Takashi Miike nunca ha sido santo de mi devoción. En general, su cine me parece soporífero, pedante y en extremo provocador. Vaya, en una palabra: insoportable. Tanto es así que 13 Asesinos me ha sorprendido gratamente. Y es que tras este trabajo -en realidad un remake de un viejo film de Eiichi Kudo de 1963-, se esconde un gran homenaje al cine clásico de aventuras de toda la vida y, en particular, a Los Siete Samuráis de Kurosawa.
La épica de la batalla y el romanticismo de la aventura unidos a través de una narrativa tan academicista que es inevitable, durante su visionado, pensar en muchos de los grandes films de gente como John Ford o del citado Akira Kurosawa. En esta ocasión, el amigo Miike deja a un lado su faceta más iconoclasta y nos obsequia con una ración de gran cine. De ese CINE, con mayúsculas, que cuesta tanto de ver en los tiempos actuales.
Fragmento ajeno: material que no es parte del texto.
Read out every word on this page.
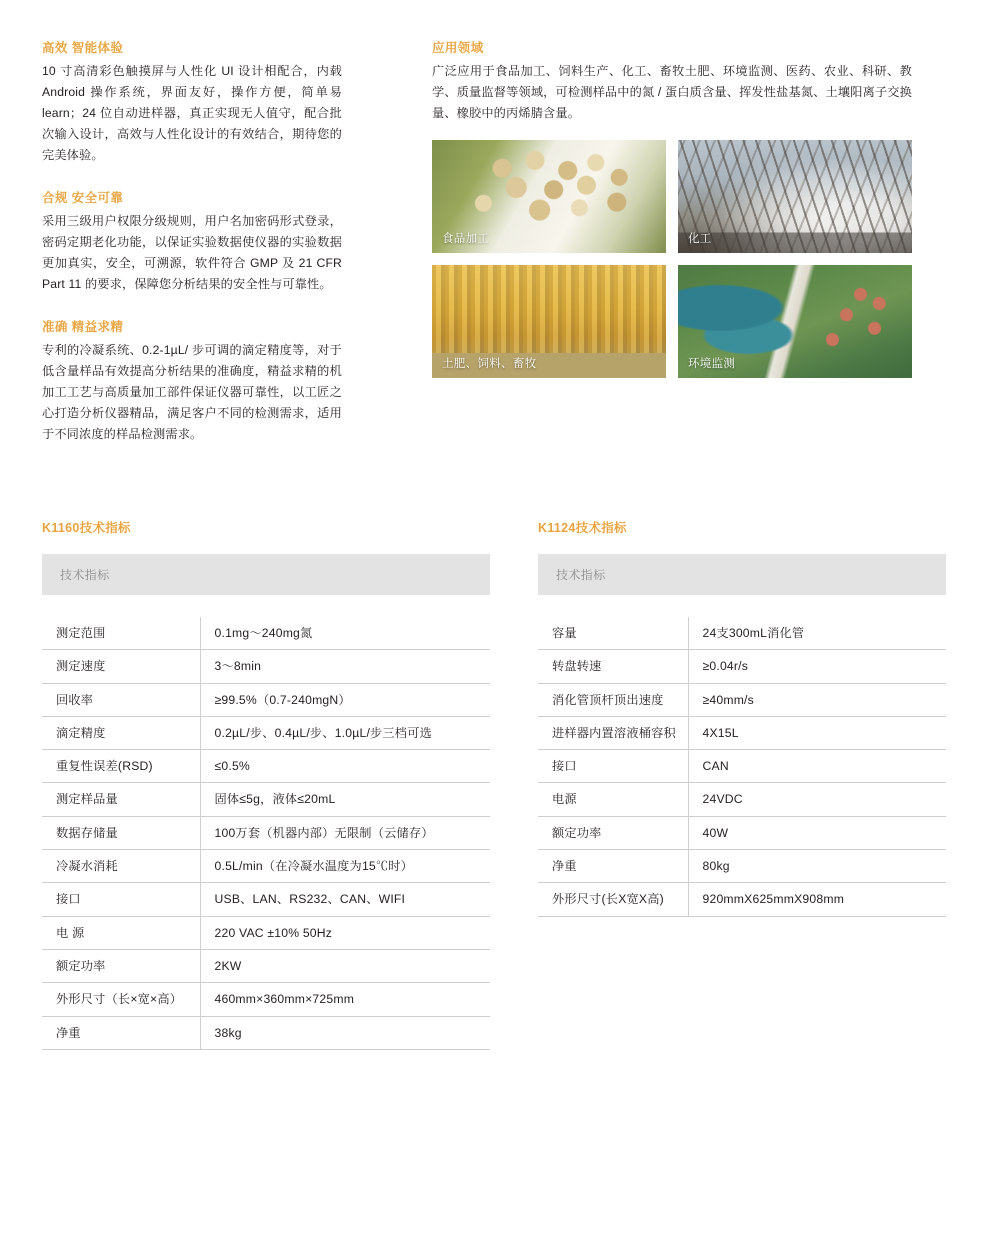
高效 智能体验

10 寸高清彩色触摸屏与人性化 UI 设计相配合，内载 Android 操作系统，界面友好，操作方便，简单易learn；24 位自动进样器，真正实现无人值守，配合批次输入设计，高效与人性化设计的有效结合，期待您的完美体验。

合规 安全可靠

采用三级用户权限分级规则，用户名加密码形式登录，密码定期老化功能，以保证实验数据使仪器的实验数据更加真实，安全，可溯源，软件符合 GMP 及 21 CFR Part 11 的要求，保障您分析结果的安全性与可靠性。

准确 精益求精

专利的冷凝系统、0.2-1µL/ 步可调的滴定精度等，对于低含量样品有效提高分析结果的准确度，精益求精的机加工工艺与高质量加工部件保证仪器可靠性，以工匠之心打造分析仪器精品，满足客户不同的检测需求，适用于不同浓度的样品检测需求。

应用领域

广泛应用于食品加工、饲料生产、化工、畜牧土肥、环境监测、医药、农业、科研、教学、质量监督等领域，可检测样品中的氮 / 蛋白质含量、挥发性盐基氮、土壤阳离子交换量、橡胶中的丙烯腈含量。

食品加工	化工
土肥、饲料、畜牧	环境监测
K1160技术指标
技术指标
测定范围	0.1mg～240mg氮
测定速度	3～8min
回收率	≥99.5%（0.7-240mgN）
滴定精度	0.2µL/步、0.4µL/步、1.0µL/步三档可选
重复性误差(RSD)	≤0.5%
测定样品量	固体≤5g，液体≤20mL
数据存储量	100万套（机器内部）无限制（云储存）
冷凝水消耗	0.5L/min（在冷凝水温度为15℃时）
接口	USB、LAN、RS232、CAN、WIFI
电 源	220 VAC ±10% 50Hz
额定功率	2KW
外形尺寸（长×宽×高）	460mm×360mm×725mm
净重	38kg
K1124技术指标
技术指标
容量	24支300mL消化管
转盘转速	≥0.04r/s
消化管顶杆顶出速度	≥40mm/s
进样器内置溶液桶容积	4X15L
接口	CAN
电源	24VDC
额定功率	40W
净重	80kg
外形尺寸(长X宽X高)	920mmX625mmX908mm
Ambientada en el Japón feudal, 13 Asesinos se centra en la historia de Shinzaemon Shimada, un samurai que, con una larga experiencia a cuestas, ha sido llamado por sus superiores para acabar con la vida de Lord Naritsugu, el violento y ruin hermanastro del actual Shogun. De hecho, se teme que, como posible sucesor en el poder, sus actos violentos e injustificados pudieran terminar con la paz del país.
La cinta, en su primera parte, hace especial hincapié en la presentación del grupo de hombres que el tal Shinzaemon reúne para perpetrar la aniquilación del futuro Shogun y, ante todo, en describir, con todo lujo de detalles, los actos bárbaros del personaje a exterminar. Siempre va al grano, sin colgarse en detalles secundarios y preparando al espectador para el aparatoso combate final que esos 13 integrantes del peculiar Grupo Salvaje mantendrán con las huestes del perverso Naritsugu.
45 minutos de batalla sin cuartel. 45 minutos de espectáculo en toda regla. 12 (+1) honrados samuráis contra 300 tipos dispuestos a todo con tal de proteger la vida de su amo. Una lucha sin tregua que no deja títere con cabeza ni cede tiempo al aburrimiento. Ni Tarantino llegó tan lejos en la recordada escena final de la primera entrega de Kill Bill. Catana va, catana viene. Flechas, lanzas, explosiones... peleas cuerpo a cuerpo. Un delirio visual, de ritmo endiablado y filmado de forma magistral. La coreografía y el montaje de la particular guerra en la que nos sumerge Miike es para sacarse el sombrero.
Una inesperada sorpresa. Cine del bueno y de la mano de un cineasta que, en su personal pulso con los grandes clásicos, tampoco renuncia a los detalles que ha ido cultivando a lo largo de su extensa e incalificable filmografía. Amante del gore más contundente, no escatima en violencia (totalmente explícita y acorde con la historia narrada) ni en acercase a los horrores de la mutilación. Sin lugar a dudas, lo mejor de Takashi Miike en años.